We all know what we expect from a Bond movie by now, and by and large, this movie doesn’t deliver. This is a good thing. Granted, there’s still a fair bit of quippery and dubious seductive dialogue, but it’s all done with a healthy amount of (whisper it) irony to go along with the cheese. Things almost veer too far in this direction, in fact; at some points the movie seems to come crashing to a halt in order to send up some bit of Bond lore, as if the writers felt the need to sledgehammer the audience with the message that THIS IS DIFFERENT. Coming shortly after Bond (with a complete lack of irony) explodes the bottom of a man who was trying to drive an airport truck into a prototype passenger jet, this gets a bit rich*.

But still: there’s no Q. No-one tells Bond to “pay attention”. No missiles are fired from the front of an implausible car. There aren’t any lasers, let alone sharks. The only car chase ends in about 8 seconds, without the two cars getting anywhere near each other, let alone using their ejector seats. While the airport duel is pretty classic Bond, it’s almost incidental in the bigger picture. This could be because the bigger picture is rather confusing, the screenwriting equivalent of a Picasso; noses everywhere, other limbs wherever they fit.

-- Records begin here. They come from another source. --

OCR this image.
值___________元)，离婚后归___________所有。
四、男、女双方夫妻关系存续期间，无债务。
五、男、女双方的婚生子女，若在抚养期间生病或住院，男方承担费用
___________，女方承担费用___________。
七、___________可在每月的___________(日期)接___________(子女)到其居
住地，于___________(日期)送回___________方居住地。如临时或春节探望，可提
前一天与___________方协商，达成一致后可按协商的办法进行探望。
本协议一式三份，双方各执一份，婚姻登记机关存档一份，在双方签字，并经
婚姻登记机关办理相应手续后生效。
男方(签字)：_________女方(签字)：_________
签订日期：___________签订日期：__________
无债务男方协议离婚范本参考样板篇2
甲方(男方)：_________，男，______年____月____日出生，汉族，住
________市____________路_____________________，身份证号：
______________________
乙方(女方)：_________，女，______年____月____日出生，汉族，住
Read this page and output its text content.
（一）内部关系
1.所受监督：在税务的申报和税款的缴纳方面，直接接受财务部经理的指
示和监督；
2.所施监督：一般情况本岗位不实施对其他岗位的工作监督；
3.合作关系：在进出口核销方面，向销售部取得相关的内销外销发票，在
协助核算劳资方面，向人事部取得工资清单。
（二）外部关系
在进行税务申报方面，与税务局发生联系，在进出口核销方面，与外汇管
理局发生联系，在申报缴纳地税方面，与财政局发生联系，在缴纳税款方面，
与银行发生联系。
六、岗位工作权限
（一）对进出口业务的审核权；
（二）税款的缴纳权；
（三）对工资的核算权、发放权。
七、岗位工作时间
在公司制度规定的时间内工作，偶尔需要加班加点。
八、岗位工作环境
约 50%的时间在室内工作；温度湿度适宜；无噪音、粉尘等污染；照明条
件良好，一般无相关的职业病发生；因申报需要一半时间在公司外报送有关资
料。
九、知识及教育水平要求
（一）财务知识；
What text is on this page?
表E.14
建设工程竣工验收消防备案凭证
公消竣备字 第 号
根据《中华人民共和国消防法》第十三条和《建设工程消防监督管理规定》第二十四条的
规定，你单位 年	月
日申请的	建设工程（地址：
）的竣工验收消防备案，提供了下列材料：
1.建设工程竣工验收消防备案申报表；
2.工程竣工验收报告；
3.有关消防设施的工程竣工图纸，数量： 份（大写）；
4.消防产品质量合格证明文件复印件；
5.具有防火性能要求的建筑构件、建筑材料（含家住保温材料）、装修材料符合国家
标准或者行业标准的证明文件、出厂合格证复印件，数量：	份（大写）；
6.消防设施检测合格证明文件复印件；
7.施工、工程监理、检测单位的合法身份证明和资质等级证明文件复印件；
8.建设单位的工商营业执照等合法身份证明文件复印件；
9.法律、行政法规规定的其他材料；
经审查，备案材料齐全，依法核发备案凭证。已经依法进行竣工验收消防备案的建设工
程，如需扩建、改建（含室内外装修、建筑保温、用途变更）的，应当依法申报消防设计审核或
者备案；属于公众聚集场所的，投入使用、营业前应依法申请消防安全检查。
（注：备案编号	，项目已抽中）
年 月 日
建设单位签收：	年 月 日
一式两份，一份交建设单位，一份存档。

This didn’t really matter much, because the plot was just an excuse to get the characters in one room, in tuxedos. This movie involved poker. Quite a lot of poker. Even if you ignore the double-entendre potential of the word “poker”, as the script remarkably does, there was more than enough to go around. Luckily for those not well-versed in the ins and outs of high stakes Hold ‘Em, there was a bumbling french character on hand to explain what was going on to the Bond girl.

“Zey are all in; zat means ‘ooever wins zis ‘and is ze winner.”

Ze Bond girl in question was of course a highly experienced international banker sent to oversee the management of $15 million, but it was still nice of him to fill her in on this basic matter of betting protocol. Nonetheless, Eva Green survived this outrageous patronisation and gave every impression of being really rather clever, despite spending almost all of her screen time being overtly leered over by both Jim and the surrogate Clouseau.

The last line of the movie is The Line, studiously avoided for the preceding two and a half hours. After about 45 minutes of false endings, a ludicrously tacked-on romance, betrayal, counter-betrayal, revelation and catastrophic loss, Daniel Craig finally shoots someone right in the fucking ankle (grrr!). He stands over their cowering form and says:

“The name’s Bond. James Bond.”

And he is.

* For those curious as to how one might ironically explode a potential terrorist’s bottom, the trick is to find a terrorist hell-bent on blowing up a liposuction lab.